Intentionally so. It's not a deficiency or a footgun, it's a design decision to be aware of. Redis is an in-memory database first.

You can configure Redis for durability. The docs[1] page for persistence has a good examination of the pros and cons.

[1]: https://redis.io/topics/persistence


antirez put a lot of work in around Redis 3.0 (iirc) to make the persistence reliable and strong. As long as your server is configured and used correctly (obviously a large caveat, but you can only hold someone's hand so much), I don't think there is any reason to doubt Redis's persistence anymore.

It's important to make this distinction because there are commonly-used systems that offer a best-effort style persistence that usually works fine, but explicitly warn developers not to trust it, and developers rarely understand that.

We badly need to get better at distinguishing between true, production-level data integrity and "probably fine".

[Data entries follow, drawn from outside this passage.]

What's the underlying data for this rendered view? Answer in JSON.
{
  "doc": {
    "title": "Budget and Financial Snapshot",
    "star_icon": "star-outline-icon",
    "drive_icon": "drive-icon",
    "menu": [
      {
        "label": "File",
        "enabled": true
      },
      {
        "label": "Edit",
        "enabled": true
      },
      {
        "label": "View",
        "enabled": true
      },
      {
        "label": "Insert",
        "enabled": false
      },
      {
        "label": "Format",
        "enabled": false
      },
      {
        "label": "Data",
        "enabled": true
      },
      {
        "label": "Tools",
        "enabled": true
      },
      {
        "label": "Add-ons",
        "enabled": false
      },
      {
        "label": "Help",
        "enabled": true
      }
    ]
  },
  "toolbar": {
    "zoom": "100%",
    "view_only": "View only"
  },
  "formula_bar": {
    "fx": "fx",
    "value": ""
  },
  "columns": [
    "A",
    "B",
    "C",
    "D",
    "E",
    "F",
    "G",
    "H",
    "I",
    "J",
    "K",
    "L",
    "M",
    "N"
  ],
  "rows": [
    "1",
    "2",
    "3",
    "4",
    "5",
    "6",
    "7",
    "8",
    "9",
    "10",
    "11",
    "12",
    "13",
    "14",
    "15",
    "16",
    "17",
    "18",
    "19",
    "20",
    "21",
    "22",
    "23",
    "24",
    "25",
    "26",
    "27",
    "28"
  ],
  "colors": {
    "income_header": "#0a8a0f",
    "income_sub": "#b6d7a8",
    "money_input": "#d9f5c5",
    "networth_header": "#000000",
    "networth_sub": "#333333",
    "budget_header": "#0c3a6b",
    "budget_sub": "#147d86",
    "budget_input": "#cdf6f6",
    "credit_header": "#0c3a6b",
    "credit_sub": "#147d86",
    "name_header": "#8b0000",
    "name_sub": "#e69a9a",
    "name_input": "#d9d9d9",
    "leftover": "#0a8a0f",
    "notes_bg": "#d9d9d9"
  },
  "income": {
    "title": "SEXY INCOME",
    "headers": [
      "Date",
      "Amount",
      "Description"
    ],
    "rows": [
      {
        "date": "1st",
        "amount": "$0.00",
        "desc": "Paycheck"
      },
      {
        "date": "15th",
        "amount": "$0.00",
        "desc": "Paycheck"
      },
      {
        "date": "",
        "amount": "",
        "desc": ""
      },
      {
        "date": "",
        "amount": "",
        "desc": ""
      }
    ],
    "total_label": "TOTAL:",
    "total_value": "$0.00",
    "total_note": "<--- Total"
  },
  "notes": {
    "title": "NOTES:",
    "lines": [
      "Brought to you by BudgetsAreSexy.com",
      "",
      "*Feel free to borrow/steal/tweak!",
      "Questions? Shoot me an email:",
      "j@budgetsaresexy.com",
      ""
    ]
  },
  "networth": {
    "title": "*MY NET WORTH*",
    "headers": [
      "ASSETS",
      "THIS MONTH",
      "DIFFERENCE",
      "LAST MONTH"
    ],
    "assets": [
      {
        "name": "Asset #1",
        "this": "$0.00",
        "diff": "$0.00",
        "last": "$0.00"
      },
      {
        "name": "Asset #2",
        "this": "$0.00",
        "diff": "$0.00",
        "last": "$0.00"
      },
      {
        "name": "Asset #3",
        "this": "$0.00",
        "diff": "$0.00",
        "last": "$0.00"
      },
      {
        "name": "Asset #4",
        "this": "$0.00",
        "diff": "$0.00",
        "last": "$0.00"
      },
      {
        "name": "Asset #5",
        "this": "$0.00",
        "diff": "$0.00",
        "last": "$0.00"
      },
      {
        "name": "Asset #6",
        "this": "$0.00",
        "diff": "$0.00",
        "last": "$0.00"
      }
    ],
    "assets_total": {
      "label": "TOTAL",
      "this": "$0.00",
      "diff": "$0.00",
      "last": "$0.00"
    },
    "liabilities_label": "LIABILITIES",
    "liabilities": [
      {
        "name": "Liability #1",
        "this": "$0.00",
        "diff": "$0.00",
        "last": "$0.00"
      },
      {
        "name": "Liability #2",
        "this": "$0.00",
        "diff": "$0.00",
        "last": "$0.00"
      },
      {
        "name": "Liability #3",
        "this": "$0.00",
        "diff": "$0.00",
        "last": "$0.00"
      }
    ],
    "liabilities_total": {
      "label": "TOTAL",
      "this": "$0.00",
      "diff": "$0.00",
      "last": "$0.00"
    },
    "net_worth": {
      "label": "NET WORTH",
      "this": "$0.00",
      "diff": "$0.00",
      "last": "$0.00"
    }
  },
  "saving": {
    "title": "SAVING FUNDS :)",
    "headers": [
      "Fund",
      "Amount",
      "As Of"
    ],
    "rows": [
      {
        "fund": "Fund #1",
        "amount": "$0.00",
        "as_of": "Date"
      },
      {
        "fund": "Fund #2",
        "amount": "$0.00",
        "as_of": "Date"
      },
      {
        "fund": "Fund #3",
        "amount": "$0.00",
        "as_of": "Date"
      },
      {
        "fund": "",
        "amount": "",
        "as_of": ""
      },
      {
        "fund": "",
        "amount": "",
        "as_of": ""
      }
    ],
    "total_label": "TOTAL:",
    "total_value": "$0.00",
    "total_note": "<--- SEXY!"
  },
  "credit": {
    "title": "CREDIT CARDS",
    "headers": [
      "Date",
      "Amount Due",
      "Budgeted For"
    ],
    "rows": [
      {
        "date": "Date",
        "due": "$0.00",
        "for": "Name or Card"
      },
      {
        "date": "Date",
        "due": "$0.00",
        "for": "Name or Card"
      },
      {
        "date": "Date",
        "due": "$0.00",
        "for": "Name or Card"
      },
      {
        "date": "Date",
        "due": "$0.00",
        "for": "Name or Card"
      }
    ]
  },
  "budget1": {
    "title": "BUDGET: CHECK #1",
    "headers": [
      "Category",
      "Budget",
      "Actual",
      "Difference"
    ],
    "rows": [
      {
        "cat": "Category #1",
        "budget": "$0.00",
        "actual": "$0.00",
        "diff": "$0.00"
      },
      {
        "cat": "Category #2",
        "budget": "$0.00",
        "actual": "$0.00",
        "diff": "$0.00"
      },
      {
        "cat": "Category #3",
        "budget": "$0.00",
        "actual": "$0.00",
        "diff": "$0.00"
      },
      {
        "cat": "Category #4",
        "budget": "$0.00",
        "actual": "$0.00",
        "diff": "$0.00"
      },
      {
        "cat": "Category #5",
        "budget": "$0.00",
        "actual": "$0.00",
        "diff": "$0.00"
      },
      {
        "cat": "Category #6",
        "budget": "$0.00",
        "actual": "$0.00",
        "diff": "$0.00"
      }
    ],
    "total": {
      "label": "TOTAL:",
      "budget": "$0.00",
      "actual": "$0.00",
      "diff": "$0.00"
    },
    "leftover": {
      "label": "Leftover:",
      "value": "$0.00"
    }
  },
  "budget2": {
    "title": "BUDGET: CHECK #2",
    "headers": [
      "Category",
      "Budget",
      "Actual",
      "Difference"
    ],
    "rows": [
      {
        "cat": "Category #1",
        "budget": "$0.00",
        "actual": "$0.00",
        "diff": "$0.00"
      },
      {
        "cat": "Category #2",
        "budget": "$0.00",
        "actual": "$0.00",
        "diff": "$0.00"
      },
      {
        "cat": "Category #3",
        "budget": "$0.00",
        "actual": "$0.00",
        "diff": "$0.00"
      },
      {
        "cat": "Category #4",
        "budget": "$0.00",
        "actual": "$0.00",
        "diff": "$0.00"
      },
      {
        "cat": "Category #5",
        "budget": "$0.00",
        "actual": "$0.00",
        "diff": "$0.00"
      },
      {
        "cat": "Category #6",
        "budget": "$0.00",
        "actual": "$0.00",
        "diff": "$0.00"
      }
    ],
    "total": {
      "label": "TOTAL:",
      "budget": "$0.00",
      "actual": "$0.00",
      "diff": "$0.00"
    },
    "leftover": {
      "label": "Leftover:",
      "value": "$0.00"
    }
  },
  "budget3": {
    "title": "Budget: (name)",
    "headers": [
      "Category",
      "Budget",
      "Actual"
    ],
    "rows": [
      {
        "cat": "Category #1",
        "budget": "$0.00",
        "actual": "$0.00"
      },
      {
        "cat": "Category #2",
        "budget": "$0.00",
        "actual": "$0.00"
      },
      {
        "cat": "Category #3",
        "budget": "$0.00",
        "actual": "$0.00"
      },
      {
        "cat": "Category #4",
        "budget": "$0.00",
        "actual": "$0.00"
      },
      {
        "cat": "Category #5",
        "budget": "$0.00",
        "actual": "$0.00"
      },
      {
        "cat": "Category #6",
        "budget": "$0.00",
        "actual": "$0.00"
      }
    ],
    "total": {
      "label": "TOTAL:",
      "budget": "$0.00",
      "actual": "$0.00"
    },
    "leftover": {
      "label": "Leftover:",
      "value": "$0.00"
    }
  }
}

In my experience Redis is plenty durable (especially in Elasticache with replicas + multi-region + backups). Redis _is_ an in-memory data store, so if the server crashes, you lose the data, but if you have replicas it'll fail over, if you have backups you can restore, and if you have multi-region you can failover to the other region. IMO, the idea that Redis is not durable enough is outdated.

It's something to be aware of and to have backup plans for, but we've been using Redis as our primary datastores for over a year with only one or two instance failures which were quickly resolved within minutes by failing over to replicas, with no data loss.


Redis won't lose data from just a server crash. It has persistence with streaming AOF mode and snapshot RDB mode, and they can be combined. fsync is also configurable. It can be set to write every operation to disk but most set it to every 1 second which is safe enough with replicas.